Cellulitis is a common infection of the skin and the soft tissues underneath. It happens when bacteria enter a break in the skin and spread. The result is infection, which may cause swelling, redness, pain, or warmth.
Circulatory problems, such as not enough blood flow to your arms and legs, poor drainage of your veins or lymphatic system, or varicose veins -- twisted, enlarged veins near the surface of the skin
Liver disease such as chronic hepatitis or cirrhosis
Skin disorders such as eczema, psoriasis, or infectious diseases that cause sores, such as chickenpox
Causes of Cellulitis
Injuries that tear the skin
Infections after surgery
Long-term skin conditions such as eczema or psoriasis
Foreign objects in the skin
Bone infections underneath the skin. (An example is a long-standing, open wound that is deep enough to expose the bone to bacteria.)
Symptoms of Cellulitis
Cellulitis can appear on almost any part of the body. It usually shows up on damaged skin such as inflamed wounds, dirty cuts, and areas with poor circulation. It needs to be treated by a doctor. Common symptoms include:
Pain or tenderness
Leaking of yellow, clear fluid or pus
When to Seek Emergency Care for Cellulitis
Go to the emergency room if you have any of the following:
High fever or chills
Nausea and vomiting
Enlarging or hardening of the reddened area
Numbness of the area when touched
Other medical problems that may be affected by even a minor infection
Exams and Tests for Cellulitis
Your doctor will do a medical history and physical exam. Additional procedures include:
A blood test if the infection is suspected to have spread to your blood
An X-ray if there’s a foreign object in the skin or the bone underneath is possibly infected
A culture. Your doctor will use a needle to draw fluid from the affected area and send it to the lab.
Treatment for Cellulitis
Rest the area.
Elevate the area to help reduce swelling and relieve discomfort.

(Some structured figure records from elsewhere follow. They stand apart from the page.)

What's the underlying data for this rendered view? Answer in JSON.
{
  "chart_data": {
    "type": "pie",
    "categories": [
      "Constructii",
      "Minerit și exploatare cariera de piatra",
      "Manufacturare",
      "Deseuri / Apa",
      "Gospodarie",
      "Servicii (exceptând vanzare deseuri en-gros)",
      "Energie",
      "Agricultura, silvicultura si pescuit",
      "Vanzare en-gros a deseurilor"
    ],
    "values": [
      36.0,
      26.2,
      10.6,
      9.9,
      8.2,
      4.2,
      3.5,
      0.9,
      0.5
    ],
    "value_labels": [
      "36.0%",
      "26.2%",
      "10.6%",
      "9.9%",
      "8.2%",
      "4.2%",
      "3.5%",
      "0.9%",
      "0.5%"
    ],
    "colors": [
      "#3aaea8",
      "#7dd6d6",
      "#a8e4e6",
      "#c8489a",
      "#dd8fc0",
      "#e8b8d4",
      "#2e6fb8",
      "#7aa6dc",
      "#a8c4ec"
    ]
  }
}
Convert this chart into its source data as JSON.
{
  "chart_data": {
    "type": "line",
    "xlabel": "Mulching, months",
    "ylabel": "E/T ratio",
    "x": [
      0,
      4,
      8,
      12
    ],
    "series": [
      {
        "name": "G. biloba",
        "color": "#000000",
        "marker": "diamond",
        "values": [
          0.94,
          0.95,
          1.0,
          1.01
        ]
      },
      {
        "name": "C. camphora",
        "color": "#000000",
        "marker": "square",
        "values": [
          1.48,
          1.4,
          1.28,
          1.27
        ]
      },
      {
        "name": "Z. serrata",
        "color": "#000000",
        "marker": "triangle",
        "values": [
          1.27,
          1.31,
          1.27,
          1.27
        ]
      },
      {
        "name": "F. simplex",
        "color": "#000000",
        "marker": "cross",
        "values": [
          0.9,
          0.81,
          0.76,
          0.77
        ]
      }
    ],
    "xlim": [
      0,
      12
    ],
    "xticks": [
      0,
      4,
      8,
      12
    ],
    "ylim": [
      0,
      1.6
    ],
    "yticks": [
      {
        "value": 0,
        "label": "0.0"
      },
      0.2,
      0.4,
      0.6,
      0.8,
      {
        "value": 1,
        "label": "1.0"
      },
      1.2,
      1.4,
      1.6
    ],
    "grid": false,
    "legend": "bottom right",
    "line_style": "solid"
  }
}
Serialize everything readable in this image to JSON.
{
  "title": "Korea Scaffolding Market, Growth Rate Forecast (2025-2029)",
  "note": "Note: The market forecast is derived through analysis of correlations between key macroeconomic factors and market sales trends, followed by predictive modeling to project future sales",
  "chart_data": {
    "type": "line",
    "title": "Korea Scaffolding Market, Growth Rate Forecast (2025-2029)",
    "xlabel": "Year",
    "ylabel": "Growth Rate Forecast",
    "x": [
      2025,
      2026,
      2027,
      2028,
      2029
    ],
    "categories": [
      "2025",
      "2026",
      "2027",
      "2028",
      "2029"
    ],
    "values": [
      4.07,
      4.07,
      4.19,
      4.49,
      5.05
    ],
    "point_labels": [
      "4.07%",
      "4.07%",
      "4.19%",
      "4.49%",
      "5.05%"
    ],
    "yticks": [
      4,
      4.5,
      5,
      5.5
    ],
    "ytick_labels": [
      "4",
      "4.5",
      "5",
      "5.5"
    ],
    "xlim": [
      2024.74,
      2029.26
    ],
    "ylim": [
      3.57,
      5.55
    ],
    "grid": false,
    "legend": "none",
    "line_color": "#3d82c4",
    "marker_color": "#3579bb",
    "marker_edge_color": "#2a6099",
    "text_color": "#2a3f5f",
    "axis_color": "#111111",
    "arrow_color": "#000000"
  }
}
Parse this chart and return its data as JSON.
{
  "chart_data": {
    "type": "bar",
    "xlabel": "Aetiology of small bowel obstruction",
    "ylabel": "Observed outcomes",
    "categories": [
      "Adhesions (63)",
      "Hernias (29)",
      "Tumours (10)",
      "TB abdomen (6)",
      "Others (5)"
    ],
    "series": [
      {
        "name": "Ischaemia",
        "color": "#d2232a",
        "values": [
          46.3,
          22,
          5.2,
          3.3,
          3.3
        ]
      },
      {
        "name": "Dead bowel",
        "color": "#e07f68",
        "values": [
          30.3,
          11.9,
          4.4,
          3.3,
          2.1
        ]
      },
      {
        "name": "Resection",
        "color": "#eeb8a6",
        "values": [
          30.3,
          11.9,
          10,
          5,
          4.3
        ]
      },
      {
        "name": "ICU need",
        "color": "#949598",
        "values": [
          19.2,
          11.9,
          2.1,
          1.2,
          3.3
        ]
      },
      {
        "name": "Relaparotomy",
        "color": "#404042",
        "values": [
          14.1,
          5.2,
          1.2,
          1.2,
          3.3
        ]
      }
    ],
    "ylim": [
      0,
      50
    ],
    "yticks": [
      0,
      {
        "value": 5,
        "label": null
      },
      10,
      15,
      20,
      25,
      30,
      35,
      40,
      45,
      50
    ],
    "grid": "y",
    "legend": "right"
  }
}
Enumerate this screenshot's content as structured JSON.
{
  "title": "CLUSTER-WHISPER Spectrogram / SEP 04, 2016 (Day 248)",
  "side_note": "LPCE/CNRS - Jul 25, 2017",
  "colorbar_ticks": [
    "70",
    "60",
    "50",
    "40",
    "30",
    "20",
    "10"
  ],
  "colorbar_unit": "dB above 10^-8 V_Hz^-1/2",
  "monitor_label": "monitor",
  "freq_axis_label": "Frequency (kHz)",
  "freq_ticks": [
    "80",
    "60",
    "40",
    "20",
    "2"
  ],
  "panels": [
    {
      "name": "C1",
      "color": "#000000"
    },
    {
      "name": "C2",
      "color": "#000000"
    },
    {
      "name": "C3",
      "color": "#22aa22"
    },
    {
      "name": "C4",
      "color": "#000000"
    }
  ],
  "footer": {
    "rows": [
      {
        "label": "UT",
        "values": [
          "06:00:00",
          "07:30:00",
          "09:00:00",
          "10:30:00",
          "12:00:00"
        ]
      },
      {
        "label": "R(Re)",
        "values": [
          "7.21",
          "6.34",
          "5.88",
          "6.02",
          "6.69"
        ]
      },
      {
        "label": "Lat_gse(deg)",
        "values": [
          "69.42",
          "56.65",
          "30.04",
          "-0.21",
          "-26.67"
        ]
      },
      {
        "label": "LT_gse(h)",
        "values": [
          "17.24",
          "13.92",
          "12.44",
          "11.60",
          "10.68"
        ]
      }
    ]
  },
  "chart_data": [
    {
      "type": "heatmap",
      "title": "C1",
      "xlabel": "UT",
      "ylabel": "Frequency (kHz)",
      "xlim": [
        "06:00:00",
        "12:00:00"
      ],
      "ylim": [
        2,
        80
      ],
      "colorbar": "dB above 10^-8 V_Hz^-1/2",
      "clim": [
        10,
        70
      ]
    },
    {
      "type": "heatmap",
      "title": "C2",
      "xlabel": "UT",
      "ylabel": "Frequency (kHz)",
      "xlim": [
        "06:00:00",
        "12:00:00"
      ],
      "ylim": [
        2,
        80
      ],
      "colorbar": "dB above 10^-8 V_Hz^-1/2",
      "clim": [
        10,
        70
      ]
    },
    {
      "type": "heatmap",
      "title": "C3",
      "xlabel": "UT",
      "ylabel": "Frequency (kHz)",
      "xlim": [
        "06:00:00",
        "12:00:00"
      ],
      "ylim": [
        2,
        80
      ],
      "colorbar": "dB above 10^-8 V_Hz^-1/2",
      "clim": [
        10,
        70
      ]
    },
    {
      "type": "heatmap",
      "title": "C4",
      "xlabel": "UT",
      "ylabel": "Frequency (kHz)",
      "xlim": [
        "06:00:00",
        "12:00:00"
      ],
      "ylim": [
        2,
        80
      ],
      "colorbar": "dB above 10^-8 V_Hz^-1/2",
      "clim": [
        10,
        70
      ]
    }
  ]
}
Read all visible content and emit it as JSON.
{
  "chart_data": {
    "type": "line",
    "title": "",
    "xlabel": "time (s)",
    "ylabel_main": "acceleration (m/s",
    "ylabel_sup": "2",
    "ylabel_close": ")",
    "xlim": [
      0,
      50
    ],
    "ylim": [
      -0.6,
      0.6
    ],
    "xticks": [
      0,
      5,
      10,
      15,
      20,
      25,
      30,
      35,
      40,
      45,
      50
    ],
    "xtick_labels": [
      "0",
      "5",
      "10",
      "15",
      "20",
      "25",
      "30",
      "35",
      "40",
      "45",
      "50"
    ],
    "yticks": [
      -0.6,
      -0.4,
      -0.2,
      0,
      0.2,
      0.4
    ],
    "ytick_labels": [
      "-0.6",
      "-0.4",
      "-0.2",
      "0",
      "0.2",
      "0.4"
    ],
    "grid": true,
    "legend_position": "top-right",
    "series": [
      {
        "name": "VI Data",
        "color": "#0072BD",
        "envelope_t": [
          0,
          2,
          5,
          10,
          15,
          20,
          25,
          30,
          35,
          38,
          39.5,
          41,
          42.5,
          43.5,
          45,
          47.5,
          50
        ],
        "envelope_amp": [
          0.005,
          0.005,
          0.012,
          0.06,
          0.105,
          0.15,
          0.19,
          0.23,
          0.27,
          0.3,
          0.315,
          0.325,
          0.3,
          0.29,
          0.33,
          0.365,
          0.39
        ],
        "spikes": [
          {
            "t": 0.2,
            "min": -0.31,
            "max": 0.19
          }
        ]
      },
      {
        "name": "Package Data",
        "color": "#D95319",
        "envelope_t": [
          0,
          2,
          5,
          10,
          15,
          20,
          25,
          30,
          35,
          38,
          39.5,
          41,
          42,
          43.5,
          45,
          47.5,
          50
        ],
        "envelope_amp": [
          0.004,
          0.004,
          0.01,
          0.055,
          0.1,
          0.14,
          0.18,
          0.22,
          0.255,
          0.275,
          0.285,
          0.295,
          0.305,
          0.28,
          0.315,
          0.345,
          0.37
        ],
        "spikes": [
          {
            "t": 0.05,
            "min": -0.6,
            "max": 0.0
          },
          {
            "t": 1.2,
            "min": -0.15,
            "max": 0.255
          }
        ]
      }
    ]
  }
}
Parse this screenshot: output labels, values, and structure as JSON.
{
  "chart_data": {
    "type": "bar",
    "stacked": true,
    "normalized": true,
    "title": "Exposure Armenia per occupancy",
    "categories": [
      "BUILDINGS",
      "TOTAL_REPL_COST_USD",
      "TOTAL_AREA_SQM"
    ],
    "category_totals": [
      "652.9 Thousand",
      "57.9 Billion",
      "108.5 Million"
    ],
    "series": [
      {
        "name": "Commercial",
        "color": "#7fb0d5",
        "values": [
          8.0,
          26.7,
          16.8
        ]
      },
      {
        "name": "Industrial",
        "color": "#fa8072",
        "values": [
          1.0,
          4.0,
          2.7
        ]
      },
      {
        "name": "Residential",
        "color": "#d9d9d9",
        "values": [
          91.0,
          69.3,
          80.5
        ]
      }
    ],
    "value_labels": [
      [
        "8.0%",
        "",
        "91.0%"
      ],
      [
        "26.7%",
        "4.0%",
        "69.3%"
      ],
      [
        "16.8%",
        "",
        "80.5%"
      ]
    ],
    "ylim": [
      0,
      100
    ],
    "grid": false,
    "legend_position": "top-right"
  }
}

Use over-the-counter pain relievers such as acetaminophen (Tylenol) or ibuprofen (Motrin) to ease the pain, as well as keep your fever down.
If the infection isn’t too bad, you can take antibiotics by mouth for a week to 14 days. Your doctor will schedule a follow-up appointment. Your doctor may use IV or intramuscular antibiotics if:
The infection is severe.
You have other medical problems.
You are very young or very old.
The cellulitis covers large areas, is on your hands, or is close to body parts like your eyes.
The infection worsens even after taking antibiotics for 2 to 3 days.
In serious cases, you may need to stay in the hospital. You’ll get IV antibiotics until the infection is under control (2 to 3 days), and then go home with oral medicines.